Sticky, sticky. 10 Website Categories and the Glue That Binds..

I’ve been thinking about stickiness quite a lot recently. I’m not referring to that strange discolored patch on my carpet – rather, the challenge for any website: once you’ve grabbed a visitor, how do you hang on to them and keep them coming back?

Let’s have a look at some different categories of site (heads-up – I have a feeling this is going to turn into a long post as I am basically brain-dumping!). Oh, before we begin – I’m not talking about getting the traffic in the first place, just helping to keep hold of it once
you get critical momentum. The first part (just as hard) is a whole different discussion🙂

1. Originators: In this group I’d put news sites such as the BBC, CNN, ABC and so on, along with a few of what are normally first or second sources of new stories. That would include sites like Techcrunch, Engadget and Wired. Fairly obvious why people return to these sites: there is always fresh content, normally localised or available to a specific interest group. On most of these, you can add comments or your own stories too.

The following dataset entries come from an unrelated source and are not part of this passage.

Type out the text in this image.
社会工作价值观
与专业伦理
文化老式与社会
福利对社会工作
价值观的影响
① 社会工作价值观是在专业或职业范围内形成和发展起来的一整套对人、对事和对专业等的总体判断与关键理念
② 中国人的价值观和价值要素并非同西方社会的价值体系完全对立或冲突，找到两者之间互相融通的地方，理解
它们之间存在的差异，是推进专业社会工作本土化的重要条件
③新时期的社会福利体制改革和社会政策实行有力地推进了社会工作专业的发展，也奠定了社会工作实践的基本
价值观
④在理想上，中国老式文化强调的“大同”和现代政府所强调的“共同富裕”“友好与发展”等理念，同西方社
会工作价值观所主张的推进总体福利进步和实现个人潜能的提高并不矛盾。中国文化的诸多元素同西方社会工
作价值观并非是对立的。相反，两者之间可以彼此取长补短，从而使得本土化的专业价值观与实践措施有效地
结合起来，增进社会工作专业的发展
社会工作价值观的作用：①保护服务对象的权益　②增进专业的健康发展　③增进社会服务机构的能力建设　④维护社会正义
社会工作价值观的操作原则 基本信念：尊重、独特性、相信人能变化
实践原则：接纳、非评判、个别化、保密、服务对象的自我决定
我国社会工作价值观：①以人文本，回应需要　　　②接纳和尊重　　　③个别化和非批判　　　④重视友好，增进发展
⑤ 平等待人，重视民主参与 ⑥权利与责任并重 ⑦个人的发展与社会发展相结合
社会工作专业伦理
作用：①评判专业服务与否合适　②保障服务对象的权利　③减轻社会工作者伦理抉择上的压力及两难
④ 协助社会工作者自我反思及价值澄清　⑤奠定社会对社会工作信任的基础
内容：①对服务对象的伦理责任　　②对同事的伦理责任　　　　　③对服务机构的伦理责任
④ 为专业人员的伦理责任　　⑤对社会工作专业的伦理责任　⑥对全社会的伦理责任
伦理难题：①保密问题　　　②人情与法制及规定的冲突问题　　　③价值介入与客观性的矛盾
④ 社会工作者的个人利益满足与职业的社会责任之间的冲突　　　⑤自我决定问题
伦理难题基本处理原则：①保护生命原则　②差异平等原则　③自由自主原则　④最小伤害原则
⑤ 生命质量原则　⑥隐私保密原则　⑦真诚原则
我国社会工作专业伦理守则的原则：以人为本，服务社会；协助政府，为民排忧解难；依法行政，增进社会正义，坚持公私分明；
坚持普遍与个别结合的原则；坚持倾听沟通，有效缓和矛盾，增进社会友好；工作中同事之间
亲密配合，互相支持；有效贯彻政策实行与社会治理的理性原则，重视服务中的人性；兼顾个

2. Aggregators: Not an original source of information, but a consolidated view from the web, normally ranked or voted on in terms of popularity. For example, Digg, Slashdot, Reddit and the late Netscape. Given the massive amounts of new data available on a daily basis on the web, these sites offer an easier way to stay current with minimal effort. I’d suggest that at times a larger amount of effort goes into the comments and discussions than it does reading the linked stories!

3. Constant Virals: Sites that are able to continually drive viral and word-of-mouth ‘check this out’ buzz. Youtube is probably the pre-eminent example along with a few of the ‘me-too’ video sharing sites. B3ta used to be there, as are a couple of the flash gaming sites. A constant source of new material, who can resist watching some idiot stick his face in a fire-ants nest! The discussion boards and comments also play a big part here

4. Friend Collectors: No longer the ‘new new thing’, but still growing like mad, online social networks such as Facebook, MySpace, Friendster, Orkut, Thursday Club and the million other variations satisfy our need for self-promotion and gossip. Spend time investing in growing friends, filling out your profile, stalking ex-girlfriends, installing applications and updating your status and you’re hooked. Who doesn’t want to know that ‘Paul is feeling farty’?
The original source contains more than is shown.